Some residents of the Old Fort community in Washington are doing their part to protect their neighborhood — and the city — from crime. While police are in the neighborhood from time to time, its residents are there around the clock.
It’s no secret the Old Fort neighborhood has a history and reputation of being a “hot spot” when it comes to crime. Most of those crimes are drug-related. But there are some Old Fort residents who don’t want the crime or the reputation it brings to their community.
As part of their effort to make their neighborhood better, some Old Fort residents have signed agreements with the Washington Police Department that allow police officers to arrest people trespassing on residents’ properties.
One longtime resident of West Seventh Street recently told the Daily News that strangers gather in front of her home “first thing in the morning and all night.” That problem began about five to six years ago, she said. The resident said she’s observed numerous drug-related transactions take place.
The criminal activity reached a point where she didn’t want to sit on her porch.
After she signed the agreement with the police department, things improved, the resident said.
That’s because the resident and others like her are allowing police to do a good job by helping them. People who live in a neighborhood around the clock have more opportunities to observe and report criminal activities. They know who belongs in the neighborhood and who is an outsider. Sharing that information with police can only help make the community safer.

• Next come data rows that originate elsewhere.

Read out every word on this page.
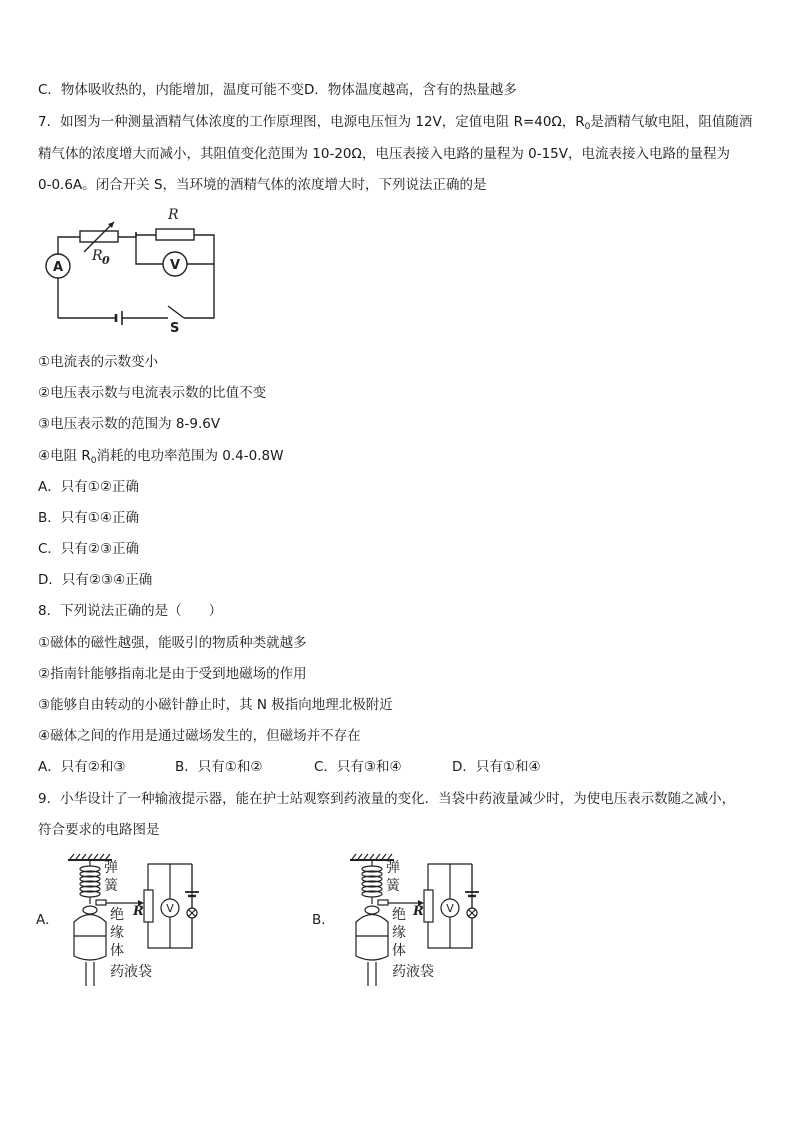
C．物体吸收热的，内能增加，温度可能不变D．物体温度越高，含有的热量越多
7．如图为一种测量酒精气体浓度的工作原理图，电源电压恒为 12V，定值电阻 R=40Ω，$R_0$是酒精气敏电阻，阻值随酒
精气体的浓度增大而减小，其阻值变化范围为 10-20Ω，电压表接入电路的量程为 0-15V，电流表接入电路的量程为
0-0.6A。闭合开关 S，当环境的酒精气体的浓度增大时，下列说法正确的是
A	V
R
R 0
S
①电流表的示数变小
②电压表示数与电流表示数的比值不变
③电压表示数的范围为 8-9.6V
④电阻 $R_0$消耗的电功率范围为 0.4-0.8W
A．只有①②正确
B．只有①④正确
C．只有②③正确
D．只有②③④正确
8．下列说法正确的是（　　）
①磁体的磁性越强，能吸引的物质种类就越多
②指南针能够指南北是由于受到地磁场的作用
③能够自由转动的小磁针静止时，其 N 极指向地理北极附近
④磁体之间的作用是通过磁场发生的，但磁场并不存在
A．只有②和③	B．只有①和②	C．只有③和④	D．只有①和④
9．小华设计了一种输液提示器，能在护士站观察到药液量的变化．当袋中药液量减少时，为使电压表示数随之减小，
符合要求的电路图是
A．
V
R
弹
簧
绝
缘
体
药液袋
B．
V
R
弹
簧
绝
缘
体
药液袋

Police know the value of community involvement when it comes to fighting crime.
The Washington Housing Authority is doing its part to fight the crime problem. The authority has residences in the Old Fort community.

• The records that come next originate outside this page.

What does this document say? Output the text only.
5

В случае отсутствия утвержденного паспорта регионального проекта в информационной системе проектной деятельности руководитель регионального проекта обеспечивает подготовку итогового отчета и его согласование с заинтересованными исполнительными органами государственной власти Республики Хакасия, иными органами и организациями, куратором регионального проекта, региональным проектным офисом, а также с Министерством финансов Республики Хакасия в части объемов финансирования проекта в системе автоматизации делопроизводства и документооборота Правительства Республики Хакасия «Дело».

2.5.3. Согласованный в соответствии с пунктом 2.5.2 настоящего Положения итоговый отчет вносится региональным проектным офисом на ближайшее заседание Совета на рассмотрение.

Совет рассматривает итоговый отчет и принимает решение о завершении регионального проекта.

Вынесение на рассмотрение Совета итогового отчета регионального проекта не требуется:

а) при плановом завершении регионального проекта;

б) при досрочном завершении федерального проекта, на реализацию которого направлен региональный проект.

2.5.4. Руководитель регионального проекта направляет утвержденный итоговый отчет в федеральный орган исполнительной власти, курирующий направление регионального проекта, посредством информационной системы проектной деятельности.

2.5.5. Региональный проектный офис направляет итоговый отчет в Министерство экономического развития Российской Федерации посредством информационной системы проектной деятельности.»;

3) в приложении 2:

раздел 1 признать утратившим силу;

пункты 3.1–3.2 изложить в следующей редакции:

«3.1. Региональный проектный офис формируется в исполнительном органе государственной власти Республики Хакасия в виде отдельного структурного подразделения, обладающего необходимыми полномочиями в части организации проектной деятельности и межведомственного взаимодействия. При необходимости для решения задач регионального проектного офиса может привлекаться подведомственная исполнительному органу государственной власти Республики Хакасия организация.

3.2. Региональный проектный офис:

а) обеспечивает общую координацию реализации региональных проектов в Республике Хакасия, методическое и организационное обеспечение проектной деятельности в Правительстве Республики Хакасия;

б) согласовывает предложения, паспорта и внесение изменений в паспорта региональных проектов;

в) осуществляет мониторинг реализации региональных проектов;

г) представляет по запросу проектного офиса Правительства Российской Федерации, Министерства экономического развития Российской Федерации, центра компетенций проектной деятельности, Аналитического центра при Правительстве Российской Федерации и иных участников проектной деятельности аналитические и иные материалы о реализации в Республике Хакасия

Anyone fighting, selling drugs or conducting other illegal activities on Washington Housing Authority property can be banned from that property. A person banned from a Washington Housing Authority property may appeal once a year to have the ban lifted. Sometimes a ban is repealed, if the person who was banned from the property proves he or she has changed for the good.
It’s good to see residents, police and the Washington Housing Authority joining hands and working together to make a community safer instead of pointing fingers of blame at each other. There’s more power in an outstretched hand than in a clenched fist.
Those Old Fort residents helping to rid their neighborhood of crime are sending a powerful message to criminals: We don’t want you and the problems you bring with you in our streets, around our homes and in our community. Those Old Fort residents should be able to sit on their porches without fear of gunfire erupting and bullets flying when a drug deal goes bad.
Instead of drug deals on the streets, Old Fort residents want to see mothers pushing their children in strollers down sidewalks.
If those hundreds of eyes and ears in the Old Fort community can make a difference, then think what thousands of eyes and ears in other communities could accomplish.
The fight against crime begins at the street level. It’s where we live. It’s where we must fight.